If this piqued your interest, I recommend checking out the quick start guide which shows some of the cool stuff you can do with Zotero.

My only warning is make sure you’re running the latest version of Firefox or you might have some compatibility issues with the plug-ins, especially with Word and Open Office. According to the website, there is a beta release for standalone Zotero as well as plug-ins for Safari and Chrome, but I haven’t used any of those options. It is also important to note that there is a 100MB limit for free Zotero service. I have about 2,000 citations total stored online and I’m only using about 1.0MB according to the website, so I imagine that the free service will be sufficient for everyone. It is $20/year for 1GB of Zotero storage.

LaTeX – Latexlab.org

Latexlab.org is a Google Docs based LaTeX editor. You sign in using your Google Docs account, so all your files are stored on your Google profile.  Those familiar with WinEdt or other LaTeX editing software should have no trouble using the LaTeX Lab interface.  You can upload images to your Google-docs account to insert them into your LaTeX document. I’d recommend using this if you’re on the go and need to put together a LaTeX document quickly.
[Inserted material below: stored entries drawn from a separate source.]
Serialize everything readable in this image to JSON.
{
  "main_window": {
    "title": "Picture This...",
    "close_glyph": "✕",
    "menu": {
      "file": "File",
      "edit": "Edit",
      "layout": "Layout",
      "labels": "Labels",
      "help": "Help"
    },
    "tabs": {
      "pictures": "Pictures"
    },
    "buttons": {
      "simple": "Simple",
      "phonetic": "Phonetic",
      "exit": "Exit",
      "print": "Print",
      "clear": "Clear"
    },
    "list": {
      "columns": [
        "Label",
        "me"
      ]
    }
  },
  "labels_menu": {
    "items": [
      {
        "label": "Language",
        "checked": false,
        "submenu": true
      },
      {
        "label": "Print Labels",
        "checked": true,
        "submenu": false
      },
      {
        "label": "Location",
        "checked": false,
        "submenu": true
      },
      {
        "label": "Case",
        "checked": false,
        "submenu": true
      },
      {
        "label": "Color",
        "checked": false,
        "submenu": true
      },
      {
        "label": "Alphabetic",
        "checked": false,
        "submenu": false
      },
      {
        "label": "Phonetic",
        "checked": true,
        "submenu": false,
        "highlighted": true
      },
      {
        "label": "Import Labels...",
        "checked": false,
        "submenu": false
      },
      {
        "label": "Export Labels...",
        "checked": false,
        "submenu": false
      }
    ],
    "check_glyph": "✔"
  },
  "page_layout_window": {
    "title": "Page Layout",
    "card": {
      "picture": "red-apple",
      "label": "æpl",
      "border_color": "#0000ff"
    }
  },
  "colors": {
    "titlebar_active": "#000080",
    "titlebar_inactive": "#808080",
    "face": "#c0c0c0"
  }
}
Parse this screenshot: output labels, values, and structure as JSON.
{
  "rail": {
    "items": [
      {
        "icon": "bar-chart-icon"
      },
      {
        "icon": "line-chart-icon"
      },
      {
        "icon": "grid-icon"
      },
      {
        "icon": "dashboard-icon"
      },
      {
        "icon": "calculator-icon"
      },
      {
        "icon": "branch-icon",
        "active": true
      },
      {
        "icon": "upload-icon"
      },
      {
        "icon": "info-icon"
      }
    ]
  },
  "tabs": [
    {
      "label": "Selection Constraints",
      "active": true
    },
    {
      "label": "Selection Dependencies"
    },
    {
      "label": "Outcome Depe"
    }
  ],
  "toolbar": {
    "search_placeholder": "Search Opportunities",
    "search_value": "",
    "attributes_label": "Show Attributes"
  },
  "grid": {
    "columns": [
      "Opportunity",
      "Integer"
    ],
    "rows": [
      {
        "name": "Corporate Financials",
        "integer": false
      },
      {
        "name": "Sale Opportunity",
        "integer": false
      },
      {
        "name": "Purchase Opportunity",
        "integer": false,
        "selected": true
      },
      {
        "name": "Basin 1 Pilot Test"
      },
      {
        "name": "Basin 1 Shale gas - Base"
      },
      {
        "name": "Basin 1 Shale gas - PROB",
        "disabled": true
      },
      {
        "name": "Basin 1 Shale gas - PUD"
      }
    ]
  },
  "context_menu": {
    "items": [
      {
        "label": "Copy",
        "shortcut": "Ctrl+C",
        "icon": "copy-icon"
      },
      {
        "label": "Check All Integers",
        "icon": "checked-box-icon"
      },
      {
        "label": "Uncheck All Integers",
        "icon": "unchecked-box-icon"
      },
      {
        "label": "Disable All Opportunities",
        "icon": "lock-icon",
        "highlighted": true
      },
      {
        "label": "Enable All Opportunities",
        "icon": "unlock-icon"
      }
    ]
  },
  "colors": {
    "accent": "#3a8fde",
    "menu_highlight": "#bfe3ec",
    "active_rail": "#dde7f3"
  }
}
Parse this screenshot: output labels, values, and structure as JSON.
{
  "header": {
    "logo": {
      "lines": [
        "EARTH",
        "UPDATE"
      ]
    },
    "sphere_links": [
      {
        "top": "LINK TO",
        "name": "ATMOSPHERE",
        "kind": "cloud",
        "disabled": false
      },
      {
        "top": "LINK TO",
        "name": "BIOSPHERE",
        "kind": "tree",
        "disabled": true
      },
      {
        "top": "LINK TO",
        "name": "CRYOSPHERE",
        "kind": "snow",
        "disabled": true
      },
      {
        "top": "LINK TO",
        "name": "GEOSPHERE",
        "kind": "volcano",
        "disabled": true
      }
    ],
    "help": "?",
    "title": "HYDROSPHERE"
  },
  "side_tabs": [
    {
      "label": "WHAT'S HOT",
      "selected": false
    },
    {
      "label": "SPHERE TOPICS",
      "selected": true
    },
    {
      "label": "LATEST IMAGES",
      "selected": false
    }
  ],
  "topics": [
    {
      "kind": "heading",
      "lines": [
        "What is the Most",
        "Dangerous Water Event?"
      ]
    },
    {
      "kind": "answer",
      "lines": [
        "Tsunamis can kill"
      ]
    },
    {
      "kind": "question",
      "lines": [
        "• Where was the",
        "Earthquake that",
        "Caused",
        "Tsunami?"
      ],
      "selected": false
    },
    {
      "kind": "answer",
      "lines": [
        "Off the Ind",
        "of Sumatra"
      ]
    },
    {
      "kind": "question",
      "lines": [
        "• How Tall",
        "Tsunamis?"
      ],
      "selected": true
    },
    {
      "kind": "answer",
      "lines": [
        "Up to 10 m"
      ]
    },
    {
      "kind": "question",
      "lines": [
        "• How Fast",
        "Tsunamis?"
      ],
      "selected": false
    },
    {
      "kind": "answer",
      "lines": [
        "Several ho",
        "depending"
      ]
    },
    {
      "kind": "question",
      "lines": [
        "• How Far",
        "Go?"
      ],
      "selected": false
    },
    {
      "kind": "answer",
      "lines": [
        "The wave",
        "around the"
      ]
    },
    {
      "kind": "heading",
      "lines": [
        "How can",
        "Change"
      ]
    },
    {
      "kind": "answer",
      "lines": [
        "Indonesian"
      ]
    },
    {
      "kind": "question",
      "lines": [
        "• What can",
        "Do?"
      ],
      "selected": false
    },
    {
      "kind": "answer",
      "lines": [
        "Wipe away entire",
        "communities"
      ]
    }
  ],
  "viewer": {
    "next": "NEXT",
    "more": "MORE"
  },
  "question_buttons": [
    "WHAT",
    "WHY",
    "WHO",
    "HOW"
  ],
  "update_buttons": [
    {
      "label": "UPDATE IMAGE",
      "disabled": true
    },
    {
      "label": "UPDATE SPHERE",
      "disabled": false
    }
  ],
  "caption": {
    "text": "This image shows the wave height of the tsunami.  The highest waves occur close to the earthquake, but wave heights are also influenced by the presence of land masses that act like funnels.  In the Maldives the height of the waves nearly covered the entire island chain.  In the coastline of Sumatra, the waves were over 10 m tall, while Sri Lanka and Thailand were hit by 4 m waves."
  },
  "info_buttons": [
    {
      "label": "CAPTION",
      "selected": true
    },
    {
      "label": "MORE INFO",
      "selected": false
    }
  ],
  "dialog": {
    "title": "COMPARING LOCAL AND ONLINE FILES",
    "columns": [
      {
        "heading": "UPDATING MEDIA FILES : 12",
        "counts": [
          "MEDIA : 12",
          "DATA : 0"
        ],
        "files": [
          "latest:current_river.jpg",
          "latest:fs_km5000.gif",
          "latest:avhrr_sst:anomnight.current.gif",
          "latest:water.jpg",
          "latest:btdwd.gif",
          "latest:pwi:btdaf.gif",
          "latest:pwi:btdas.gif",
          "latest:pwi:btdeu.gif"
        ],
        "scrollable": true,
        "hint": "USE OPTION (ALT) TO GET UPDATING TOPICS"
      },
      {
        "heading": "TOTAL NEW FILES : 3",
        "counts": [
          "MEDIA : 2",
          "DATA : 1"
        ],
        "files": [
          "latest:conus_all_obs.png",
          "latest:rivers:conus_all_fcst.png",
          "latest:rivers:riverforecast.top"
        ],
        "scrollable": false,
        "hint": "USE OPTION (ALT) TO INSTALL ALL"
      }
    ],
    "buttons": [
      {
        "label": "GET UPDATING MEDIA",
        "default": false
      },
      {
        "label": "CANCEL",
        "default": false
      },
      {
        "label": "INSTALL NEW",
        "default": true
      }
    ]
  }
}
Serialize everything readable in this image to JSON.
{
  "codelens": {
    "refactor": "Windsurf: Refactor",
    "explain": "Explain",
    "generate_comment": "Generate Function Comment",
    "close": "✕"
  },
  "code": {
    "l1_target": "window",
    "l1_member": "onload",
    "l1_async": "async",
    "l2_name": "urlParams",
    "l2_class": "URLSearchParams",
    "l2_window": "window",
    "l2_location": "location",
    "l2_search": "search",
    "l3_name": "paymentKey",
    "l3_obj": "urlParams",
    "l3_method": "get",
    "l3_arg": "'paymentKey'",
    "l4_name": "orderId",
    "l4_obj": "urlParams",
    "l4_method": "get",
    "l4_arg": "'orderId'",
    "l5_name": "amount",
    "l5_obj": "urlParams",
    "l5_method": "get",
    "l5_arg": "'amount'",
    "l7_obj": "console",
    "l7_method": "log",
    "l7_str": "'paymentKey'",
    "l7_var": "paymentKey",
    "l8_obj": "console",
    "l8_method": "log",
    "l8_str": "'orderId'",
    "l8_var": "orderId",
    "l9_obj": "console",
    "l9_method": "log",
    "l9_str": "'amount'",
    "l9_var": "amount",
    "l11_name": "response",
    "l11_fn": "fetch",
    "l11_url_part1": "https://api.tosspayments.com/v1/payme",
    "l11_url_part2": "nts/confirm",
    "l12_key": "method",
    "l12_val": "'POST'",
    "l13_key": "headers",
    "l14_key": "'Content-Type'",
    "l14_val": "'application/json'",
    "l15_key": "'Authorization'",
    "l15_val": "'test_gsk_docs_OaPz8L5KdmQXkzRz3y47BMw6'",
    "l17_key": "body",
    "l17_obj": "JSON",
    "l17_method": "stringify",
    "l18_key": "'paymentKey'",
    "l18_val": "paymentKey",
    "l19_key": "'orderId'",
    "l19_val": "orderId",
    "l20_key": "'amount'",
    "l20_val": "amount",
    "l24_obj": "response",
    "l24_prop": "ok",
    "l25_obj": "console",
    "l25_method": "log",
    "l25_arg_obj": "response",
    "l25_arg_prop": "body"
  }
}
I’ve never tried to compile anything complicated within LaTeX Lab, but if you need to put together an equation-heavy document quickly, this is a good alternative. I certainly wouldn’t try to put your thesis together using LaTeX Lab. You can compile different documents together into a project, but I’ve never used that functionality. Again, I would shy away from trying to put together complicated documents in LaTeX Lab.